I found the wiring diagram in my Haynes manual:
Compressor relay wiring diagram

It shows that the signal for the compressor passes through a relay, shown at right. Terminals 2 and 5 are always hot, powered by the same fuse. When terminal 1 is grounded, that closes the switch inside the relay, allowing terminal 3 to power something. In this case, when the powertrain control module grounds terminal 1, terminal 3 activates a diode on the compressor that engages the clutch. Here’s the terminals on the relay:
A/C relay
I pulled off the relay and found that the relay’s terminals 2 and 5 are hot even when the ignition is on the ON position, the engine is not running, and the A/C is off. That combination is important because I have power available to the compressor but I don’t risk danger from a running engine or a moving radiator fan.

I used a paper clip to short terminals 3 and 5, emulating what the relay would do if activated by the powertrain control module:
Shorting relay terminals

Then I pulled off the compressor clutch wire. It was really nasty, so I cleaned it up with carburetor cleaner:
A/C compressor clutch wire hanging loose

I tested for signal:
Testing compressor clutch wire
Eureka, the light came on! So I have compressor signal.

I also cleaned up the fitting on the compressor:
Compressor clutch connection

Plugging it back in, the compressor clutch clapped into place! But I also found that there is something flaky with the connection. If I move it wrong, the compressor disengages. I ended up finagling it into a position that works, but I’ll have to investigate that further later.

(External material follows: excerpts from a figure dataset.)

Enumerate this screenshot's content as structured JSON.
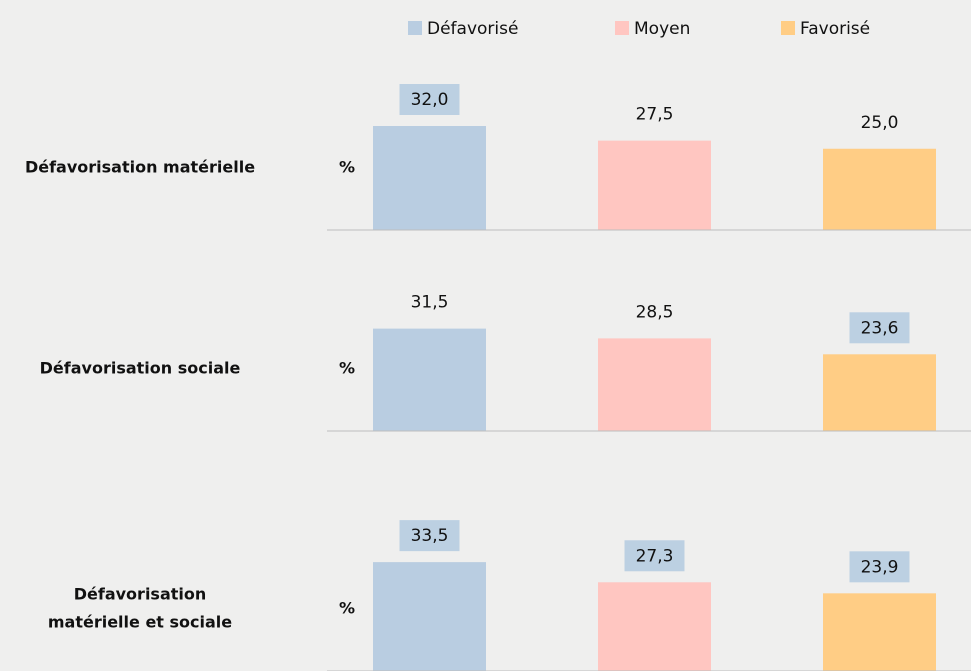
{
  "legend": {
    "items": [
      {
        "name": "Défavorisé",
        "color": "#b9cde1"
      },
      {
        "name": "Moyen",
        "color": "#ffc6c1"
      },
      {
        "name": "Favorisé",
        "color": "#ffcd85"
      }
    ]
  },
  "label_box_color": "#bcd0e2",
  "chart_data": [
    {
      "type": "bar",
      "title": "Défavorisation matérielle",
      "ylabel": "%",
      "values": [
        32.0,
        27.5,
        25.0
      ],
      "value_labels": [
        "32,0",
        "27,5",
        "25,0"
      ],
      "label_boxes": [
        true,
        false,
        false
      ],
      "ylim": [
        0,
        40
      ]
    },
    {
      "type": "bar",
      "title": "Défavorisation sociale",
      "ylabel": "%",
      "values": [
        31.5,
        28.5,
        23.6
      ],
      "value_labels": [
        "31,5",
        "28,5",
        "23,6"
      ],
      "label_boxes": [
        false,
        false,
        true
      ],
      "ylim": [
        0,
        40
      ]
    },
    {
      "type": "bar",
      "title": [
        "Défavorisation",
        "matérielle et sociale"
      ],
      "ylabel": "%",
      "values": [
        33.5,
        27.3,
        23.9
      ],
      "value_labels": [
        "33,5",
        "27,3",
        "23,9"
      ],
      "label_boxes": [
        true,
        true,
        true
      ],
      "ylim": [
        0,
        40
      ]
    }
  ]
}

Now that I can turn on the compressor, I can properly charge the system. All told, I added about 20 oz of R-134a to the system. After doing that, I got these pressures at about 2000 or so RPM at 82 degrees ambient temperature:
Gauge reading (205/26)
That’s 205 PSI high and 26 PSI low. I think those were OK readings. I later found the static pressure to be 83 PSI, which corresponded to a 78 degree ambient temperature. I’m not sure how to interpret that since the actual temperatuer was about 4 degrees warmer.

But what bothered me more is when I came back to the car about 5 hours later, the static pressure dropped to 76 PSI. In retrospect, in those 5 hours, the National Weather Service recorded a 10 degree temperature drop at Love Field Airport, and the engine bay cooled down significantly. Those alone could fully explain the problem.

Still, doing my due diligence, turned off all the lights and got out my UV lamp and checked for leaks. For a reference point, I checked the UV overspill on the low side port where I injected it:
UV dye on service port
The dye puts off a clear yellow color.

I checked all around the compressor and fittings and lines and couldn’t find any evidence of dye:
Compressor in UV light

Seeing no leaks, I added a few more ounces of R-134a to the system and called it a day. I’ll check the system once again tomorrow to verify that it has plenty of refrigerant and button the system back up.

My plan for now is to just run it until I notice cooling problems. At that point, I’ll verify pressures again and check for leaks.

I do have one theory for why this all happened, although I think it is wishful thinking. My low pressure service port had no cap. It is theoretically possible that debris got in there and caused a slow leak.

Over the next couple of weeks, I’ll find out if that is the case.